The following named mines are found in this area: Billy Hughes Mine, Oolgarinna Mine, Caruso Mine, Spotted Dog Mine and Disputed Mine. Similar minerals can be found at most of the mine sites.


  • muscovite
  • biotite
  • tourmaline
  • clear quartz
  • garnet
  • smoky quartz
  • rose quartz
  • rare beryl
  • rare amethyst
  • graphic pegmatite
  • pink feldspar
  • blue quartz
  • yellow-green mica.

Muscovite and biotite are common to localities in the Mount Palmer area. At the Spotted Dog Mine, the mica books show hematite staining, which gives the specimens an attractive cross-ribbed or hexagonal pattern similar to the mica at the Spotted Tiger Mine.

Both ruby and white muscovite mica are found at the Caruso Mine where some specimens have inclusion of quartz. Quartz crystal is ubiquitous. At some localities both smoky and rose quartz exist while at others, such as the Spotted Dog Mine, attractive transparent quartz crystal is found.

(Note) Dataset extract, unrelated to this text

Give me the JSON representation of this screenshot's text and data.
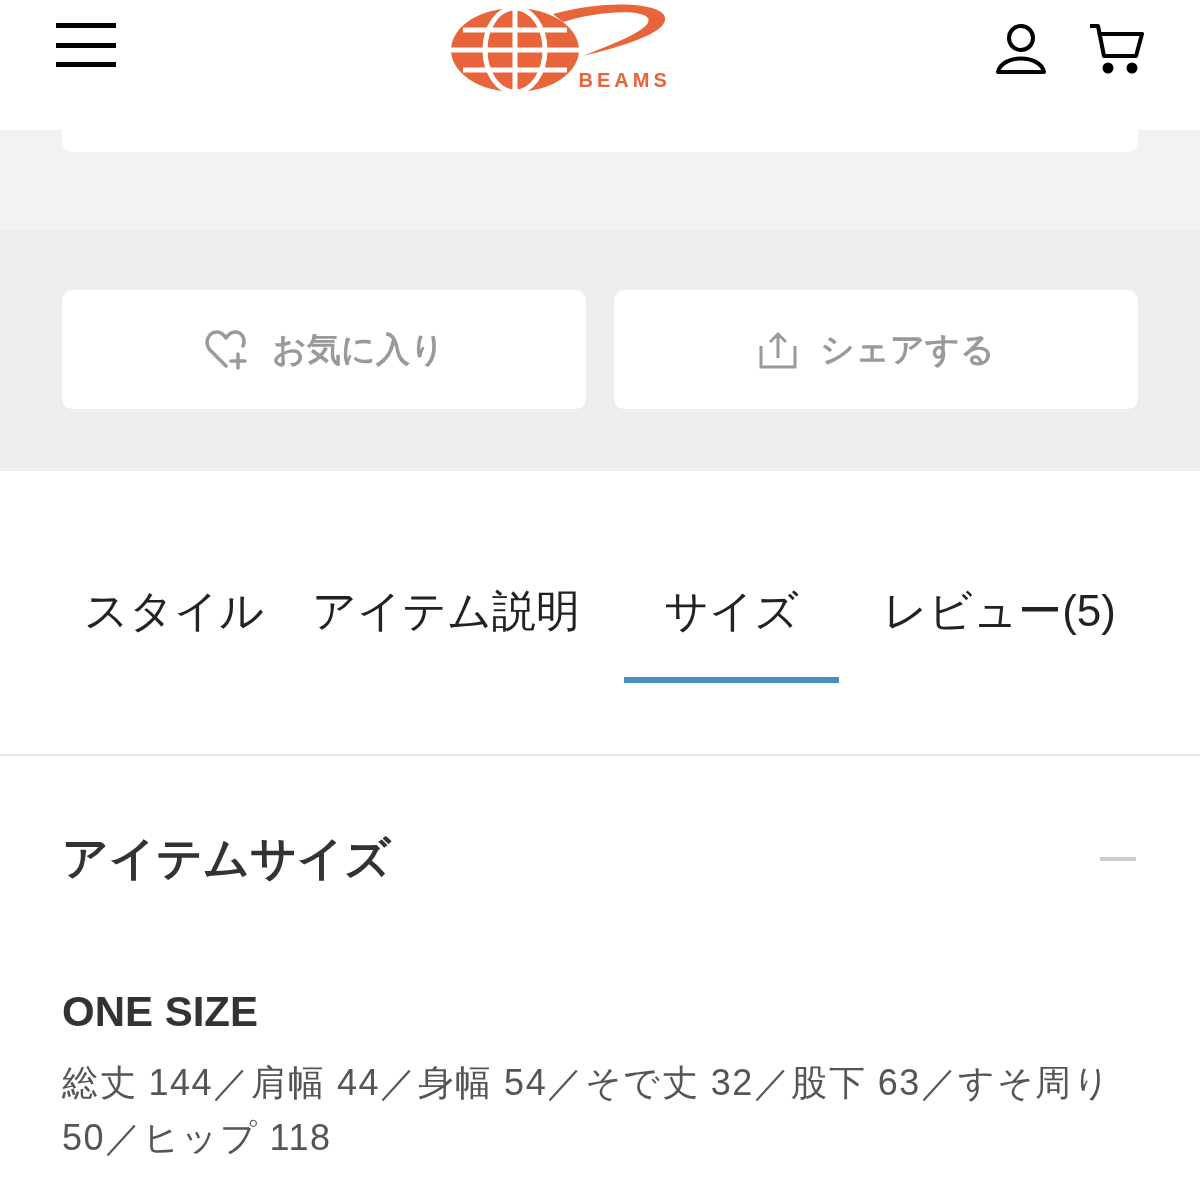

Below the peak of Mount Palmer, on the steep western side, clear quartz, suitable for faceting or for use in doublets and triplets, can also be found. This area is an excellent source of feldspar crystals. These have formed in a pegmatite which contains large polygonal crystals of feldspar and sometimes large beryl crystals as well. Many of the pegmatites in the Mount Palmer area exhibit graphic textures and some, such as the one at Caruso Mine, contain limonite pseudomorphs after cubic pyrite crystals. These are commonly called "devil's dice".

Beryl may also be found at the Caruso and Disputed Mines.

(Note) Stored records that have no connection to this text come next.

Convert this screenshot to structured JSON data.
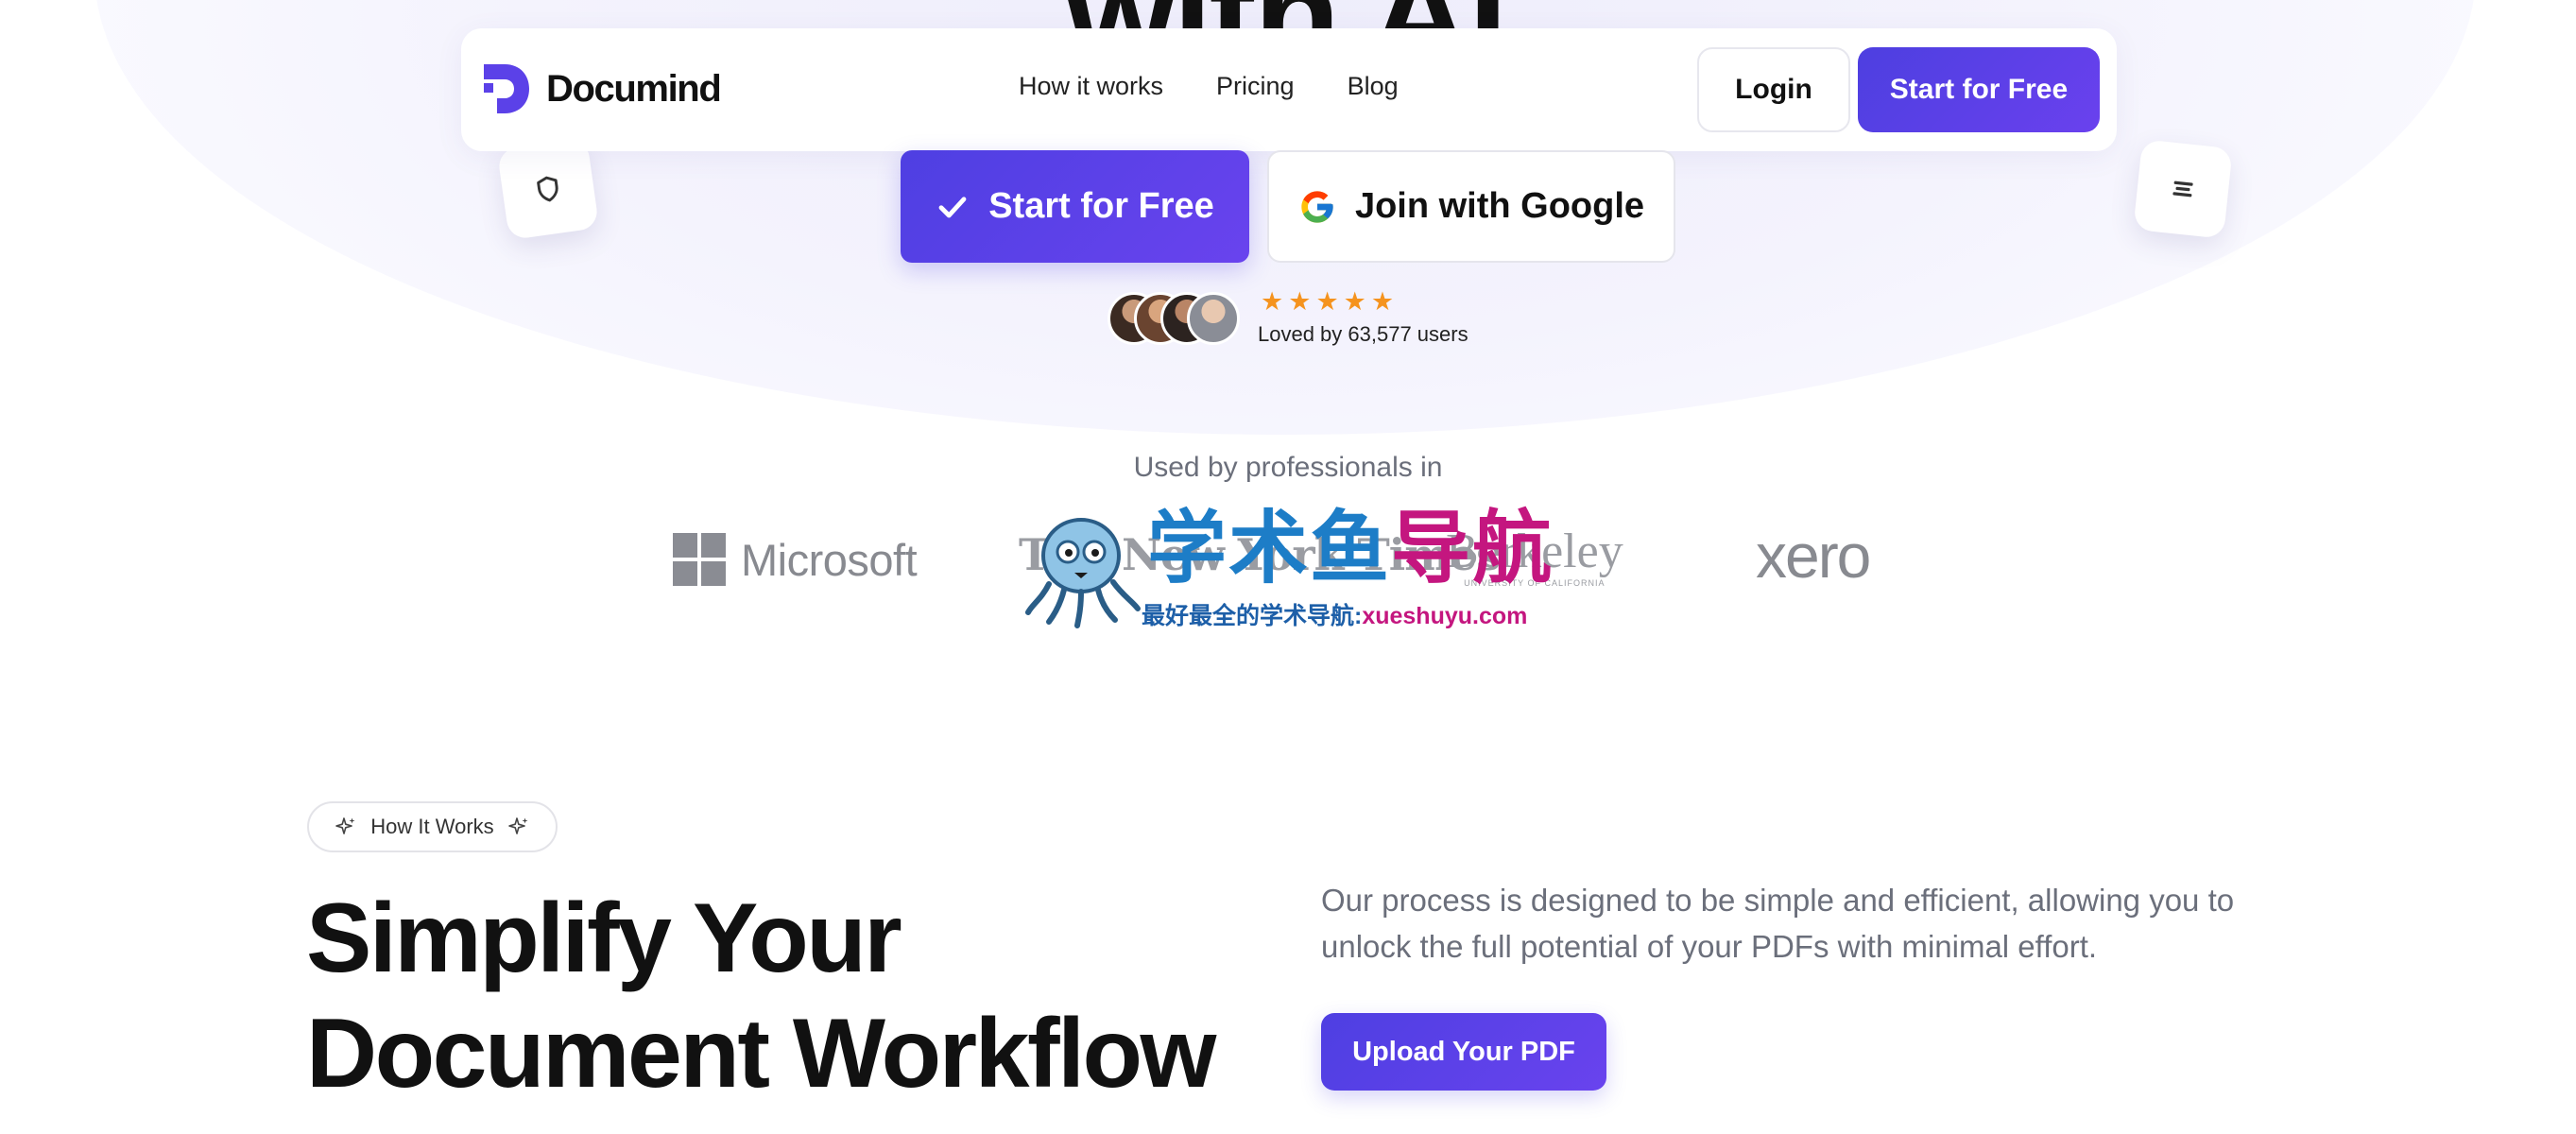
{
  "hero": {
    "title_fragment": "with AI",
    "cta_primary": "Start for Free",
    "cta_google": "Join with Google",
    "rating_stars": 5,
    "loved_text": "Loved by 63,577 users"
  },
  "navbar": {
    "brand": "Documind",
    "links": [
      "How it works",
      "Pricing",
      "Blog"
    ],
    "login_label": "Login",
    "start_label": "Start for Free"
  },
  "logos_section": {
    "heading": "Used by professionals in",
    "companies": [
      "Microsoft",
      "The New York Times",
      "Berkeley",
      "xero"
    ],
    "berkeley_sub": "UNIVERSITY OF CALIFORNIA"
  },
  "watermark": {
    "title_part1": "学术鱼",
    "title_part2": "导航",
    "subtitle": "最好最全的学术导航:",
    "url": "xueshuyu.com"
  },
  "how_it_works": {
    "badge": "How It Works",
    "title_line1": "Simplify Your",
    "title_line2": "Document Workflow",
    "description": "Our process is designed to be simple and efficient, allowing you to unlock the full potential of your PDFs with minimal effort.",
    "upload_label": "Upload Your PDF"
  },
  "colors": {
    "accent": "#5b41e8",
    "star": "#f5931e",
    "muted_text": "#6b6f7b"
  },
  "icons": [
    "shield-icon",
    "menu-lines-icon",
    "check-icon",
    "google-icon",
    "sparkle-icon",
    "star-icon"
  ]
}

One of the most attractive and commonly found minerals in the area is tourmaline. It is found as radiating clusters of needle-like crystals. At the Caruso Mine some quartz contains tourmaline inclusions up to 12 cm long and 3 cm thick. An unusual white mineral has formed as radiating crystals on joint faces in the dark metamorphosed igneous rock around Billy Hughes Mine. The mineral is probably a zeolite.

The shafts are dangerous and have been closed, but the mullock heaps are extensive.

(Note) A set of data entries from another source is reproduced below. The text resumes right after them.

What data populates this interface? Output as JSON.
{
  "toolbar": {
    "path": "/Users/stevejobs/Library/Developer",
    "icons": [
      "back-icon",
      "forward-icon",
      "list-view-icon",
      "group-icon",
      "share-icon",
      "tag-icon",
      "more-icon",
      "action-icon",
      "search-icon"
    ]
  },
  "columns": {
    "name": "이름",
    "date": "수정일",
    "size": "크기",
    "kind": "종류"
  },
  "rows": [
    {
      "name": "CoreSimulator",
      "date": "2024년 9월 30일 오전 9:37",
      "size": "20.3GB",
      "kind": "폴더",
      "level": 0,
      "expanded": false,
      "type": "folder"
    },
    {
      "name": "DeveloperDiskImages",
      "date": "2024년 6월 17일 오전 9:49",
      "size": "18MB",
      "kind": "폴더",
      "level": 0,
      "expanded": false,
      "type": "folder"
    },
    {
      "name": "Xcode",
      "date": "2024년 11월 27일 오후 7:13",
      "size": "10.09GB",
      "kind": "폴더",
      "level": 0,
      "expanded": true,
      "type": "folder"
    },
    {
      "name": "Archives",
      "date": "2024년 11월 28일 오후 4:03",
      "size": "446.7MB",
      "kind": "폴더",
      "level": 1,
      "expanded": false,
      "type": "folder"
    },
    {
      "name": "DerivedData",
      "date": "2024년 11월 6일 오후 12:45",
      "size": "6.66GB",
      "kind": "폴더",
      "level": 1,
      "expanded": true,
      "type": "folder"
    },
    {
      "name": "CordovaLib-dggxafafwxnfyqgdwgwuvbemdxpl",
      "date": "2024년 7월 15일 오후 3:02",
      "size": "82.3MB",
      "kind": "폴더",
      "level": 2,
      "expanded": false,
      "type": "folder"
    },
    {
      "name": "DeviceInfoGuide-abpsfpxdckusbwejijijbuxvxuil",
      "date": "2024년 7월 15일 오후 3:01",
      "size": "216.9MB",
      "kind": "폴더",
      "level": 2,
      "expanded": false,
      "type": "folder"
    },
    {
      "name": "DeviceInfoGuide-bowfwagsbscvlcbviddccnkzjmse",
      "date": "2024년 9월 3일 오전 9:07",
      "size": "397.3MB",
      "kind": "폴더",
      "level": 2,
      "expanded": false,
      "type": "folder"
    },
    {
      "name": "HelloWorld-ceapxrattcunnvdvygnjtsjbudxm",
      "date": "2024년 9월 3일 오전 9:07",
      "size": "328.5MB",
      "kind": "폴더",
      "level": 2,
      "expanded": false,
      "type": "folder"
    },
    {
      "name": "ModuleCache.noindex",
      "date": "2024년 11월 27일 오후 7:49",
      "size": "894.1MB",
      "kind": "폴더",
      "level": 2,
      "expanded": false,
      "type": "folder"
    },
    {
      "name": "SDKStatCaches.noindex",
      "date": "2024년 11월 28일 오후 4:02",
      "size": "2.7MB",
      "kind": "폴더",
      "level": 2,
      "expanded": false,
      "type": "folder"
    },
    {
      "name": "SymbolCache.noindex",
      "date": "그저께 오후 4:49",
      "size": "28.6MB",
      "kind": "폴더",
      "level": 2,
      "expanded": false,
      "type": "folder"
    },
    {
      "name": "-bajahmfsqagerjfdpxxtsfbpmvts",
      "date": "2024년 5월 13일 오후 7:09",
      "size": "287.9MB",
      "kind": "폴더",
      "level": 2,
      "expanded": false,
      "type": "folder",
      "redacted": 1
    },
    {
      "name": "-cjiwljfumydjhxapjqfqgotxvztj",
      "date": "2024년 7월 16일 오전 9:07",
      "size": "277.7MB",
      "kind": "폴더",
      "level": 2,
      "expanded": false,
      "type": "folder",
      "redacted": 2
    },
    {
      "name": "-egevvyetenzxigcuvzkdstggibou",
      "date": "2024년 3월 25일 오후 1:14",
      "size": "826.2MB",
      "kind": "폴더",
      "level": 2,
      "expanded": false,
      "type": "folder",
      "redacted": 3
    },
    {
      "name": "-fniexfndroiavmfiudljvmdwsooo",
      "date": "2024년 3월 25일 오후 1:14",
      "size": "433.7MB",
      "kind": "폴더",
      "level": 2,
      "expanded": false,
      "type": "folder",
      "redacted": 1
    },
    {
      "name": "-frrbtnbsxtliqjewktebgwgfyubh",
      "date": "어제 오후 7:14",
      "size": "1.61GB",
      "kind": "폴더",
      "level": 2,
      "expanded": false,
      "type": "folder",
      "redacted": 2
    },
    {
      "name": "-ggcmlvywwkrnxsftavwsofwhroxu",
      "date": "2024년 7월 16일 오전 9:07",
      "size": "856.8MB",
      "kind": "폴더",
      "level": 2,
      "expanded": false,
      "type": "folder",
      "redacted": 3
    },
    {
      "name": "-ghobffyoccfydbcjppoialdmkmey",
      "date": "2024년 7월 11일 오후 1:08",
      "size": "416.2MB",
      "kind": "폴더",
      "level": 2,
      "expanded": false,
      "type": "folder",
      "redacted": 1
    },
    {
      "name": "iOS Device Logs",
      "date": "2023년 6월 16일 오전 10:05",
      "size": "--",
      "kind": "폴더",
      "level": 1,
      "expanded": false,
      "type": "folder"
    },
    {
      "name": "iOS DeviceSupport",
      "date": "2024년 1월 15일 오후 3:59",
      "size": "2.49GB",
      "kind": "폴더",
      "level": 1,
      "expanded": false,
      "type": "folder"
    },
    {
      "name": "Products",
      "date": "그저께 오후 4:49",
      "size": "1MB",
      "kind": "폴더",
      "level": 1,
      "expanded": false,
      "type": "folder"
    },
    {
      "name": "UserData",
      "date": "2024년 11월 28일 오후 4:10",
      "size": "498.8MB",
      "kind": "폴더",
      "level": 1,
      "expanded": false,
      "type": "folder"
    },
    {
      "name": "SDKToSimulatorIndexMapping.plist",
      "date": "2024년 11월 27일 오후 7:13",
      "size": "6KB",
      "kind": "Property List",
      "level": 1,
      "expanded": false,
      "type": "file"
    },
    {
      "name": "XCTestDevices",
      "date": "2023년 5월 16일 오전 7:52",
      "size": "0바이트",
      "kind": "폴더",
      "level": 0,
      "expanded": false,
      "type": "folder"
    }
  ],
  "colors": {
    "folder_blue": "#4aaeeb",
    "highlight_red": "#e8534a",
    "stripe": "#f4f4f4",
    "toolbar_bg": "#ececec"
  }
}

Fossickers wishing to access the Mount Palmer area are advised that the track to the area passes through Spotted Tiger Bore (Pwetyalaneme) Aboriginal Land. The traditional owners do not require fossickers to apply for permits to enter Aboriginal Land. They do however request that fossickers observe the normal courtesies and check with the Atitjere Council office (next to the community store) before proceeding to the area.

Conditions of access to the Mount Palmer area may be subject to change, and fossickers are therefore advised to check with the Community Office before proceeding.

From the Community, travel west along the Plenty Highway, then along the track to the Harts Range Racecourse. Veer right at 5.4 km (near the racecourse) and follow the track to Spotted Tiger Bore. From there follow the signs to the Mount Palmer track. Again as a matter of courtesy, if the manager of the Spotted Tiger Campground is on site, let him/her know of your presence and intended activities.

From the campground, follow the track for 4 km to a point where the track forks; the left fork leads 1 km to the Rex Mine, while the right fork leads 1.5 km to the Disputed Camp, which is the limit of vehicle access. From the Disputed Camp, walk approximately 200 m up the south (left) bank of the nearby creek until pointers indicating the walking track to the Spotted Dog and Disputed Mines are located. From the Disputed Mine, it is possible to climb to Mount Palmer and smaller mines on its slopes. The very enthusiastic walker may continue by following the old Burma Road (now closed to vehicular traffic because of its dangerous condition) and from it, visit the Billy Hughes and Oolgarinna Mines on the western slopes of the main range.

Driving Tips

Tracks are recommended for four-wheel drive vehicles only.

The old Burma road has been closed to traffic by the Police.